Assuming Pocket Wizards are not made specifically for these brands, I suspect, one can still use them on your camera (perhaps via a normal hotshoe adapter that only passes the main flash sync and ignores the other pins).

You will of course lose TTL flash capability (no big loss really, as manual control is often better anyway), and you lose high speed FP flash, but you will have off-camera triggering in direct sunlight, at a distance and not have to be in direct line of sight, PLUS you should hopefully still be able to program the hypersync mode to work – now this will be a BIG BONUS for outdoor flash as it will allow you to open up one more stop of aperture for more shallow depth of field or allow more underexposure of ambient lighting.

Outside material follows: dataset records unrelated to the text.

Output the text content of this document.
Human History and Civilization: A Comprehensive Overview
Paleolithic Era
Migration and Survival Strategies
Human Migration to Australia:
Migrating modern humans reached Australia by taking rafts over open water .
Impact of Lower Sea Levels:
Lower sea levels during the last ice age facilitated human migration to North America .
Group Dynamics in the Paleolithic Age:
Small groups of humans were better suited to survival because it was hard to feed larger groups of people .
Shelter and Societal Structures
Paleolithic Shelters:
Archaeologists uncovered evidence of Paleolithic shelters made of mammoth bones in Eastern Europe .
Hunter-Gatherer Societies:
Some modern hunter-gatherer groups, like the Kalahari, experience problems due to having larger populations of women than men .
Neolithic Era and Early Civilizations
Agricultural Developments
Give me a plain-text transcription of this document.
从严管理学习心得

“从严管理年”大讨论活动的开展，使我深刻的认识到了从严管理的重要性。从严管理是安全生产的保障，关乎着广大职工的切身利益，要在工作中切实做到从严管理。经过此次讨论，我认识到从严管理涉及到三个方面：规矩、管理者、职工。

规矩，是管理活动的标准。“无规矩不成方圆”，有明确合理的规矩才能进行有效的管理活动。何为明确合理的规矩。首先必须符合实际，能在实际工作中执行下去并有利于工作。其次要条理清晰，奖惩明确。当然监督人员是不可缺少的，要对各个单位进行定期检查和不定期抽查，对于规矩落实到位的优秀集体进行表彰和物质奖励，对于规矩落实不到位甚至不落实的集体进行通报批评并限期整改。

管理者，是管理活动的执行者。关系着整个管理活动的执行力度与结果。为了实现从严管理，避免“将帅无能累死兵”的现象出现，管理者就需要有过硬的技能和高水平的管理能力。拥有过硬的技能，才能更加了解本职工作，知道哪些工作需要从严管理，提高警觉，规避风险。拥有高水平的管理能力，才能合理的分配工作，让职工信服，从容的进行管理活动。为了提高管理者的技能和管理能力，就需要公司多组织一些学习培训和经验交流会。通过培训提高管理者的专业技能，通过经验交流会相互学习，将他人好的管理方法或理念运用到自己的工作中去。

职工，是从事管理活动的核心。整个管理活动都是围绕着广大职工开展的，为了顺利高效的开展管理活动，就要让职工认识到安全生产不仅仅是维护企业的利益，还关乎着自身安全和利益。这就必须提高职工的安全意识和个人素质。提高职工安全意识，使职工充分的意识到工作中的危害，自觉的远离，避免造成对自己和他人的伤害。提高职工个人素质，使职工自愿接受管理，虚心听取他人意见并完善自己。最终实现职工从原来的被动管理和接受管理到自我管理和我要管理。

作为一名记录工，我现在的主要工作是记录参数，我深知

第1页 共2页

There is also a mode 2 hypersync that simulates FP flash on non-FP flash systems which may work.

More information:


RadioPoppers still may be more desirable for those who have both Canon and Nikon systems as the one product will work on both brands (as I understand it), and you get full TTL and high speed flash sync, and in addition remote control of some studio flash systems BUT you will not be able to have access to the hypersync capability of the new Pocket Wizards.